Dalam kegiatan kegiatan sekolah, apakah itu kegiatan didalam maupun di luar kelas intrakurikuler kokurikuler maupun ekstrakurikuler. Harus disadari  bahwa  semua kegiatan ini diranjacang  dirancang untuk keaktifan siswa  dalam proses pembelajaran dan hadir seutuhnya  dalam setiap kegiatan 

Menurut Whipple dalam Hamalik (2019), keaktifan belajar peserta didik adalah suatu proses belajar mengajar yang menekankan keaktifan siswa secara fisik, mental, intelektual dan emosional dengan tujuan memperoleh hasil belajar berupa panduan antara aspek kognitif, afektif dan psikomotor selama peserta didik berada di kelas.  
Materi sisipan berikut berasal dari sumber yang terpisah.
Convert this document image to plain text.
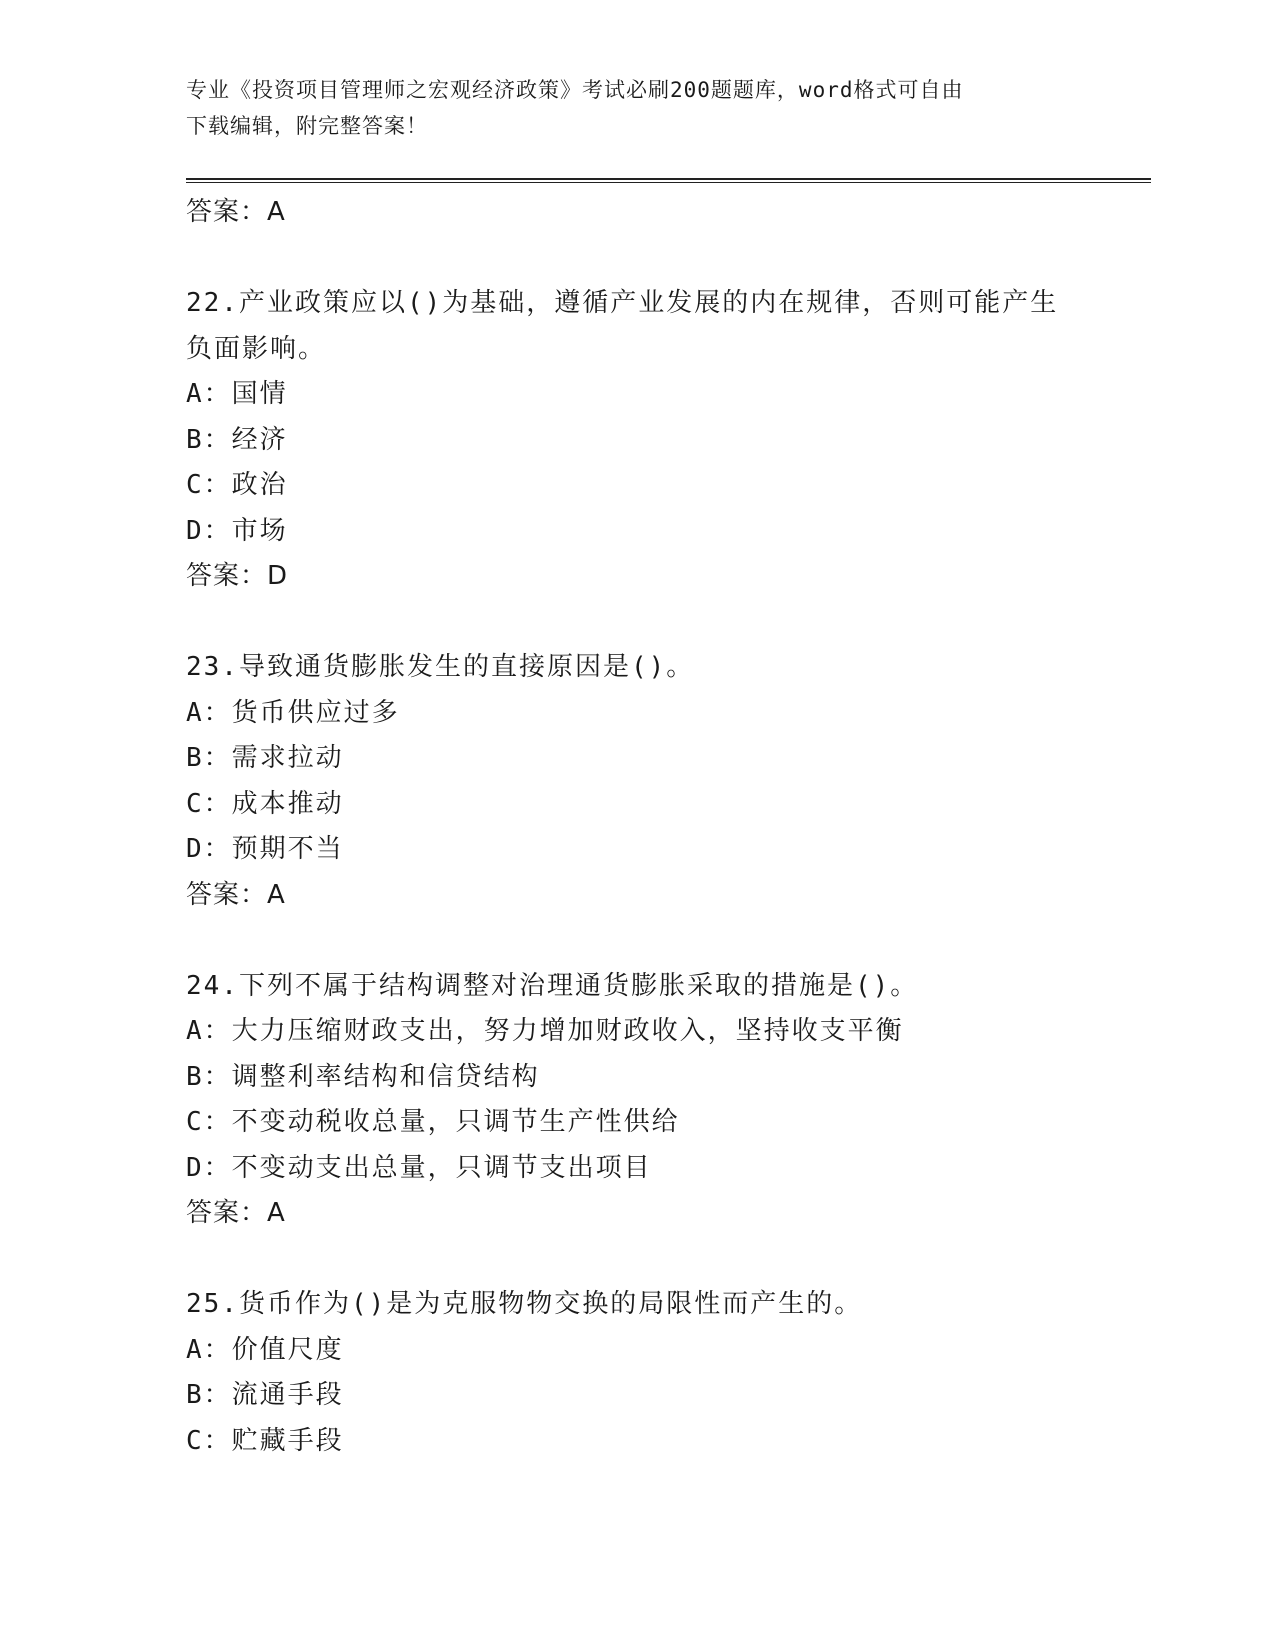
专业《投资项目管理师之宏观经济政策》考试必刷200题题库，word格式可自由
下载编辑，附完整答案！
答案：A
22.产业政策应以()为基础，遵循产业发展的内在规律，否则可能产生
负面影响。
A：国情
B：经济
C：政治
D：市场
答案：D
23.导致通货膨胀发生的直接原因是()。
A：货币供应过多
B：需求拉动
C：成本推动
D：预期不当
答案：A
24.下列不属于结构调整对治理通货膨胀采取的措施是()。
A：大力压缩财政支出，努力增加财政收入，坚持收支平衡
B：调整利率结构和信贷结构
C：不变动税收总量，只调节生产性供给
D：不变动支出总量，只调节支出项目
答案：A
25.货币作为()是为克服物物交换的局限性而产生的。
A：价值尺度
B：流通手段
C：贮藏手段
Dan Salah satu komponen mendasar yang sangat penting untuk mencapai tujuan proses pembelajaran adalah keaktifan siswa dalam proses pembelajaran. keaktifan fisik dan mental, seperti berpikir dan bertindak dalam suatu rangkaian yang tidak dapat dipisahkan, merupakan suatu keaktifan (Wibowo, 2016). file:///C:/Users/User/Downloads/inovasi,+114-122.pdf diakses tanggal 18 Desember 2024.

Untuk mencapai tujuan pembelajaran seperti disebutkan diatas, setiap sekolah sudah memiliki agenda rutin yang sejatinya akan menarik minat dan ketertarikan siswa untuk ikut terlibat.

Tetapi faktanya banyak sekali kasus saat ini dimana program tersebut yang khususnya dirancang agar siswa aktif, hanya diramaikan oleh kurang lebih setengah dari populasi sekolah, seperti yang terjadi di sekolah tempat penulis mengabdi. 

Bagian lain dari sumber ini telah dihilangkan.